As he passed from the narrowest part of the Strand into the space round St. Clement Danes’ church, he was startled, in a momentary lull of the uproar, by the sound of chiming bells. He slackened his pace to listen; but a huge van lumbered by, shaking the houses on both sides, and drowning all sounds but its own rattle; and then he found himself suddenly immersed in a crowd, vociferating and gesticulating round a policeman, who was conveying a woman towards the station-house. He shouldered through it—another lull came, and with it the same slow, gentle, calm cadence of chiming bells.
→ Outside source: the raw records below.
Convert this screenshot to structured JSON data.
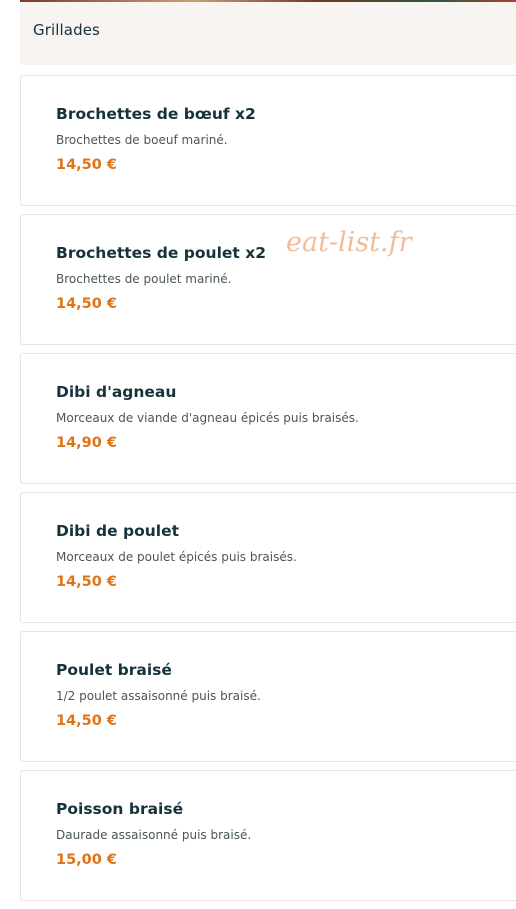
{
  "section": {
    "title": "Grillades"
  },
  "items": [
    {
      "name": "Brochettes de bœuf x2",
      "description": "Brochettes de boeuf mariné.",
      "price": "14,50 €"
    },
    {
      "name": "Brochettes de poulet x2",
      "description": "Brochettes de poulet mariné.",
      "price": "14,50 €"
    },
    {
      "name": "Dibi d'agneau",
      "description": "Morceaux de viande d'agneau épicés puis braisés.",
      "price": "14,90 €"
    },
    {
      "name": "Dibi de poulet",
      "description": "Morceaux de poulet épicés puis braisés.",
      "price": "14,50 €"
    },
    {
      "name": "Poulet braisé",
      "description": "1/2 poulet assaisonné puis braisé.",
      "price": "14,50 €"
    },
    {
      "name": "Poisson braisé",
      "description": "Daurade assaisonné puis braisé.",
      "price": "15,00 €"
    }
  ],
  "watermark": "eat-list.fr",
  "colors": {
    "price": "#e07314",
    "title": "#16323b",
    "header_bg": "#f8f4f1",
    "watermark": "#f2b48d"
  }
}
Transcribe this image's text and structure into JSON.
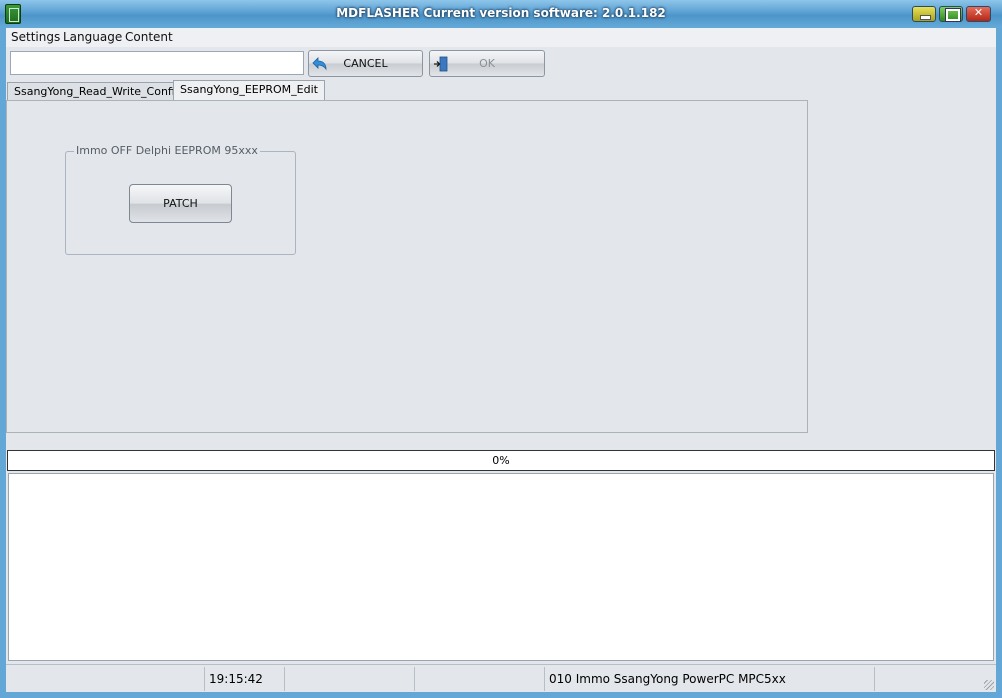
{
  "window": {
    "title": "MDFLASHER  Current version software: 2.0.1.182",
    "app_icon": "chip-icon",
    "controls": {
      "minimize": "minimize-icon",
      "maximize": "maximize-icon",
      "close": "close-icon",
      "close_glyph": "✕"
    }
  },
  "menubar": {
    "items": [
      "Settings",
      "Language",
      "Content"
    ]
  },
  "toolbar": {
    "path_value": "",
    "cancel_label": "CANCEL",
    "cancel_icon": "undo-arrow-icon",
    "ok_label": "OK",
    "ok_icon": "door-enter-icon",
    "ok_enabled": false
  },
  "tabs": [
    {
      "label": "SsangYong_Read_Write_Config",
      "active": false
    },
    {
      "label": "SsangYong_EEPROM_Edit",
      "active": true
    }
  ],
  "panel": {
    "group_caption": "Immo OFF  Delphi EEPROM 95xxx",
    "patch_label": "PATCH"
  },
  "progress": {
    "text": "0%",
    "value": 0
  },
  "log": {
    "lines": []
  },
  "statusbar": {
    "time": "19:15:42",
    "module": "010 Immo SsangYong PowerPC MPC5xx"
  },
  "colors": {
    "titlebar": "#62a7d6",
    "client_bg": "#e3e6ea",
    "accent_blue": "#3a8ee6"
  }
}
Again and again he caught it as he passed on to Temple Bar; whenever the roar subsided the notes of the old hymn-tune came dropping down on him like balm from the air. If the ancient benefactor who caused the bells of St. Clement Danes’ church to be arranged to play that chime so many times a day is allowed to hover round the steeple at such times, to watch the effect of his benefaction on posterity, he must have been well satisfied on that evening. Tom passed under the Bar, and turned into the Temple another man, softened again, and in his right mind.
“There’s always a voice saying the right thing to you somewhere, if you’ll only listen for it,” he thought.
CXXXV.
“It was because you were out of sorts with the world, smarting with the wrongs you saw on every side, struggling after something better and higher, and siding and sympathizing with the poor and weak, that I loved you. We should never have been here, dear, if you had been a young gentleman satisfied with himself and the world, and likely to get on well in society.”
“Ah, Mary, it’s all very well for a man. It’s a man’s business. But why is a woman’s life to be made wretched? Why should you be dragged into all my perplexities, and doubts, and dreams, and struggles?”
“And why should I not?”
“Life should be all bright and beautiful to a woman. It is every man’s duty to shield her from all that can vex, or pain, or soil.”
“But have women different souls from men?”